Speaking to Will Goodhart, chief executive of CFA UK at the Inclusion at the Heart of ESG virtual conference, Miller argued that while diversity looked at the spectrum of human experience from age, gender, marital status, ethnicity and sexual orientation, inclusion was “the arms around that. What is it in an environment that makes you feel valued, respected, and welcomed? The two sit side by side but because one is seen as the same as the other it may explain why we haven’t made the advances that we could have made professionally and socially,” she said.
Miller went on to say that she was more concerned about inclusion today than she was when she started her investment career in 1996. “I am more worried now than I was then because discrimination and misogyny and lack of opportunity was much more out there. Now it is so nuanced that it is much more difficult to call out.”
She said she wanted to see a more ‘positive’ agenda which focuses on equality of opportunities and openness. “What you are saying is that everyone deserves opportunities, encompassing everything that we are, ensuring that there are no barriers to being promoted.”

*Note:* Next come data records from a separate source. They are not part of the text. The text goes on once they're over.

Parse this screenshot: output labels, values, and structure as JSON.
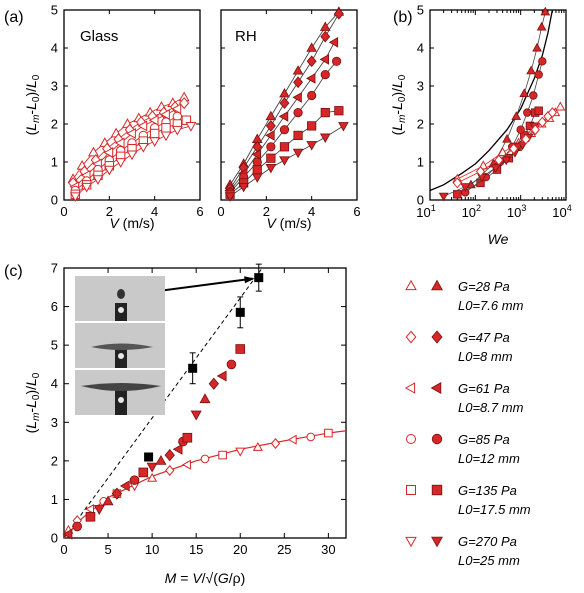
{
  "colors": {
    "red": "#d62728",
    "black": "#000000",
    "photo_bg": "#c6c6c6"
  },
  "panel_labels": {
    "a": "(a)",
    "b": "(b)",
    "c": "(c)"
  },
  "panel_titles": {
    "glass": "Glass",
    "rh": "RH"
  },
  "axes": {
    "a_ylabel": "(L_m-L_0)/L_0",
    "a_xlabel": "V (m/s)",
    "rh_xlabel": "V (m/s)",
    "b_ylabel": "(L_m-L_0)/L_0",
    "b_xlabel": "We",
    "c_ylabel": "(L_m-L_0)/L_0",
    "c_xlabel": "M = V/√(G/ρ)"
  },
  "ticks": {
    "a_x": [
      "0",
      "2",
      "4",
      "6"
    ],
    "a_y": [
      "0",
      "1",
      "2",
      "3",
      "4",
      "5"
    ],
    "rh_x": [
      "0",
      "2",
      "4",
      "6"
    ],
    "b_x_base": "10",
    "b_x_exp": [
      "1",
      "2",
      "3",
      "4"
    ],
    "b_y": [
      "0",
      "1",
      "2",
      "3",
      "4",
      "5"
    ],
    "c_x": [
      "0",
      "5",
      "10",
      "15",
      "20",
      "25",
      "30"
    ],
    "c_y": [
      "0",
      "1",
      "2",
      "3",
      "4",
      "5",
      "6",
      "7"
    ]
  },
  "legend": [
    {
      "marker": "triangle-up",
      "g": "G=28 Pa",
      "l0": "L0=7.6 mm"
    },
    {
      "marker": "diamond",
      "g": "G=47 Pa",
      "l0": "L0=8 mm"
    },
    {
      "marker": "triangle-left",
      "g": "G=61 Pa",
      "l0": "L0=8.7 mm"
    },
    {
      "marker": "circle",
      "g": "G=85 Pa",
      "l0": "L0=12 mm"
    },
    {
      "marker": "square",
      "g": "G=135 Pa",
      "l0": "L0=17.5 mm"
    },
    {
      "marker": "triangle-down",
      "g": "G=270 Pa",
      "l0": "L0=25 mm"
    }
  ],
  "chart_data": [
    {
      "id": "glass",
      "type": "scatter",
      "title": "Glass",
      "xlabel": "V (m/s)",
      "ylabel": "(L_m-L_0)/L_0",
      "xlim": [
        0,
        6
      ],
      "ylim": [
        0,
        5
      ],
      "marker_fill": "open",
      "series": [
        {
          "marker": "triangle-up",
          "x": [
            0.4,
            0.8,
            1.3,
            1.8,
            2.3,
            2.8,
            3.3,
            3.8,
            4.3,
            4.8,
            5.3
          ],
          "y": [
            0.55,
            0.9,
            1.25,
            1.5,
            1.75,
            2.0,
            2.15,
            2.3,
            2.45,
            2.55,
            2.7
          ]
        },
        {
          "marker": "diamond",
          "x": [
            0.4,
            0.9,
            1.4,
            1.9,
            2.4,
            2.9,
            3.4,
            3.9,
            4.4,
            4.9,
            5.3
          ],
          "y": [
            0.45,
            0.75,
            1.05,
            1.35,
            1.6,
            1.85,
            2.05,
            2.2,
            2.3,
            2.45,
            2.55
          ]
        },
        {
          "marker": "triangle-left",
          "x": [
            0.5,
            1.0,
            1.5,
            2.0,
            2.5,
            3.0,
            3.5,
            4.0,
            4.5,
            5.0
          ],
          "y": [
            0.35,
            0.65,
            0.95,
            1.25,
            1.5,
            1.75,
            1.95,
            2.1,
            2.25,
            2.4
          ]
        },
        {
          "marker": "circle",
          "x": [
            0.5,
            1.0,
            1.5,
            2.0,
            2.5,
            3.0,
            3.5,
            4.0,
            4.5,
            5.0
          ],
          "y": [
            0.25,
            0.5,
            0.8,
            1.05,
            1.3,
            1.5,
            1.7,
            1.9,
            2.05,
            2.2
          ]
        },
        {
          "marker": "square",
          "x": [
            0.5,
            1.0,
            1.5,
            2.0,
            2.5,
            3.0,
            3.5,
            4.0,
            4.5,
            5.0,
            5.4
          ],
          "y": [
            0.15,
            0.4,
            0.65,
            0.9,
            1.15,
            1.35,
            1.55,
            1.75,
            1.9,
            2.0,
            2.1
          ]
        },
        {
          "marker": "triangle-down",
          "x": [
            0.5,
            1.0,
            1.5,
            2.0,
            2.5,
            3.0,
            3.5,
            4.0,
            4.5,
            5.0,
            5.6
          ],
          "y": [
            0.1,
            0.35,
            0.55,
            0.8,
            1.0,
            1.2,
            1.4,
            1.55,
            1.7,
            1.85,
            1.95
          ]
        }
      ]
    },
    {
      "id": "rh",
      "type": "scatter",
      "title": "RH",
      "xlabel": "V (m/s)",
      "xlim": [
        0,
        6
      ],
      "ylim": [
        0,
        5
      ],
      "marker_fill": "filled",
      "series": [
        {
          "marker": "triangle-up",
          "x": [
            0.4,
            1.0,
            1.6,
            2.2,
            2.8,
            3.4,
            4.0,
            4.6,
            5.2
          ],
          "y": [
            0.4,
            0.95,
            1.6,
            2.2,
            2.8,
            3.4,
            4.0,
            4.55,
            4.95
          ]
        },
        {
          "marker": "diamond",
          "x": [
            0.4,
            1.0,
            1.6,
            2.2,
            2.8,
            3.4,
            4.0,
            4.6,
            5.2
          ],
          "y": [
            0.3,
            0.85,
            1.4,
            1.95,
            2.55,
            3.1,
            3.65,
            4.3,
            4.9
          ]
        },
        {
          "marker": "triangle-left",
          "x": [
            0.4,
            1.0,
            1.6,
            2.2,
            2.8,
            3.4,
            4.0,
            4.6,
            5.0
          ],
          "y": [
            0.25,
            0.7,
            1.2,
            1.7,
            2.2,
            2.7,
            3.2,
            3.7,
            4.15
          ]
        },
        {
          "marker": "circle",
          "x": [
            0.4,
            1.0,
            1.6,
            2.2,
            2.8,
            3.4,
            4.0,
            4.6,
            5.1
          ],
          "y": [
            0.2,
            0.6,
            1.0,
            1.4,
            1.85,
            2.3,
            2.75,
            3.3,
            3.65
          ]
        },
        {
          "marker": "square",
          "x": [
            0.4,
            1.0,
            1.6,
            2.2,
            2.8,
            3.4,
            4.0,
            4.6,
            5.2
          ],
          "y": [
            0.15,
            0.45,
            0.8,
            1.1,
            1.4,
            1.7,
            1.95,
            2.3,
            2.35
          ]
        },
        {
          "marker": "triangle-down",
          "x": [
            0.4,
            1.0,
            1.6,
            2.2,
            2.8,
            3.4,
            4.0,
            4.6,
            5.4
          ],
          "y": [
            0.1,
            0.35,
            0.6,
            0.85,
            1.05,
            1.25,
            1.45,
            1.65,
            1.95
          ]
        }
      ]
    },
    {
      "id": "we",
      "type": "scatter",
      "xlabel": "We",
      "ylabel": "(L_m-L_0)/L_0",
      "xscale": "log",
      "xlim": [
        10,
        10000
      ],
      "ylim": [
        0,
        5
      ],
      "envelope_curve": {
        "x": [
          10,
          20,
          50,
          100,
          200,
          500,
          1000,
          2000,
          3000,
          4000,
          5000
        ],
        "y": [
          0.25,
          0.4,
          0.7,
          0.95,
          1.3,
          1.85,
          2.4,
          3.2,
          3.8,
          4.4,
          5.0
        ]
      },
      "groups": [
        {
          "marker": "triangle-up",
          "fill": "filled",
          "x": [
            80,
            250,
            500,
            800,
            1200,
            1700,
            2300,
            2900,
            3500
          ],
          "y": [
            0.4,
            0.95,
            1.6,
            2.2,
            2.8,
            3.4,
            4.0,
            4.55,
            4.95
          ]
        },
        {
          "marker": "triangle-up",
          "fill": "open",
          "x": [
            40,
            150,
            400,
            900,
            1700,
            2900,
            4300,
            5800,
            7500
          ],
          "y": [
            0.55,
            0.9,
            1.25,
            1.5,
            1.75,
            2.0,
            2.15,
            2.3,
            2.45
          ]
        },
        {
          "marker": "square",
          "fill": "filled",
          "x": [
            40,
            130,
            300,
            550,
            850,
            1200,
            1600,
            2100,
            2500
          ],
          "y": [
            0.15,
            0.45,
            0.8,
            1.1,
            1.4,
            1.7,
            1.95,
            2.3,
            2.35
          ]
        },
        {
          "marker": "circle",
          "fill": "filled",
          "x": [
            60,
            170,
            350,
            650,
            1000,
            1400,
            1900,
            2500,
            3000
          ],
          "y": [
            0.2,
            0.6,
            1.0,
            1.4,
            1.85,
            2.3,
            2.75,
            3.3,
            3.65
          ]
        },
        {
          "marker": "triangle-down",
          "fill": "filled",
          "x": [
            20,
            60,
            140,
            280,
            480,
            750,
            1100,
            1500,
            2000
          ],
          "y": [
            0.1,
            0.35,
            0.6,
            0.85,
            1.05,
            1.25,
            1.45,
            1.65,
            1.95
          ]
        },
        {
          "marker": "diamond",
          "fill": "open",
          "x": [
            40,
            130,
            330,
            700,
            1300,
            2100,
            3000,
            4000,
            5000
          ],
          "y": [
            0.45,
            0.75,
            1.05,
            1.35,
            1.6,
            1.85,
            2.05,
            2.2,
            2.3
          ]
        }
      ]
    },
    {
      "id": "mach",
      "type": "scatter",
      "xlabel": "M = V/√(G/ρ)",
      "ylabel": "(L_m-L_0)/L_0",
      "xlim": [
        0,
        32
      ],
      "ylim": [
        0,
        7
      ],
      "dashed_line": {
        "x": [
          0,
          22.5
        ],
        "y": [
          0,
          7.0
        ]
      },
      "fit_curve": {
        "x": [
          0,
          2,
          5,
          10,
          15,
          20,
          25,
          30,
          32
        ],
        "y": [
          0,
          0.5,
          1.05,
          1.6,
          2.0,
          2.3,
          2.52,
          2.72,
          2.78
        ]
      },
      "black_squares": {
        "x": [
          9.6,
          14.6,
          20.0,
          22.1
        ],
        "y": [
          2.1,
          4.4,
          5.85,
          6.75
        ],
        "err": [
          0,
          0.4,
          0.4,
          0.35
        ]
      },
      "open_points": {
        "x": [
          0.5,
          1.5,
          3,
          4.5,
          6,
          8,
          10,
          12,
          14,
          16,
          18,
          20,
          22,
          24,
          26,
          28,
          30
        ],
        "y": [
          0.2,
          0.45,
          0.75,
          0.95,
          1.15,
          1.35,
          1.55,
          1.75,
          1.9,
          2.05,
          2.15,
          2.25,
          2.35,
          2.45,
          2.55,
          2.62,
          2.72
        ]
      },
      "red_filled_points": {
        "x": [
          0.5,
          1.5,
          3,
          4,
          5,
          6,
          7,
          8,
          9,
          10,
          11,
          12,
          13,
          13.5,
          14,
          15,
          16,
          17,
          18,
          19,
          20
        ],
        "y": [
          0.1,
          0.3,
          0.55,
          0.75,
          0.95,
          1.15,
          1.35,
          1.5,
          1.7,
          1.85,
          2.0,
          2.15,
          2.3,
          2.5,
          2.6,
          3.2,
          3.6,
          4.0,
          4.2,
          4.5,
          4.9
        ]
      },
      "arrow": {
        "from_x": 3.9,
        "from_y": 6.2,
        "to_x": 22.1,
        "to_y": 6.75
      }
    }
  ]
}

Miller acknowledged that the view would not make her popular with everyone. “Some of the equality champions think we need positive discrimination, that we have to champion diversity and get people on the board level. But I would argue that that doesn’t create an equal environment.”
She warned against companies using diversity and inclusion to pay lip service to the issues, arguing that institutions should not be allowed to feel that they have hit their targets and can move on, but rather that they should be listening to people in the organisation at all levels to ensure that their programmes were working. “[Companies] can say we have a D&I agenda, we have an inclusive organisation, but that doesn’t change the fact that somebody doesn’t want to come into that organisation,” she said.
Miller also argued that the investment industry needs to do a better job of advocating for itself. “One of the problems I have with our industry as a whole is that we underestimate how valuable we are to society. We haven’t learnt how to tell our story and talk about social capital and what we offer the end consumer. If we could find a different way of communicating our value to society, then that benefits us all,” she said.
Goodhart and Miller also discussed the importance of diversity and inclusion in the campaign to raise trust within the investment profession. Miller said the issue was vital. “A culture has to be built on solid moral grounds. One of the cornerstones of that ground is trust. How do we amplify our inclusion as a sector?”
She felt that there were still legacy issues from the global financial crisis, with the industry not doing enough to step up and communicate the advancements it has made, countering any negative narrative. She wants governments to bring financial education into the mainstream, so that people can be educated about finance early. “There are initiatives happening, but there aren’t enough that are happening on an industry-wide basis. Education is the place we could start.”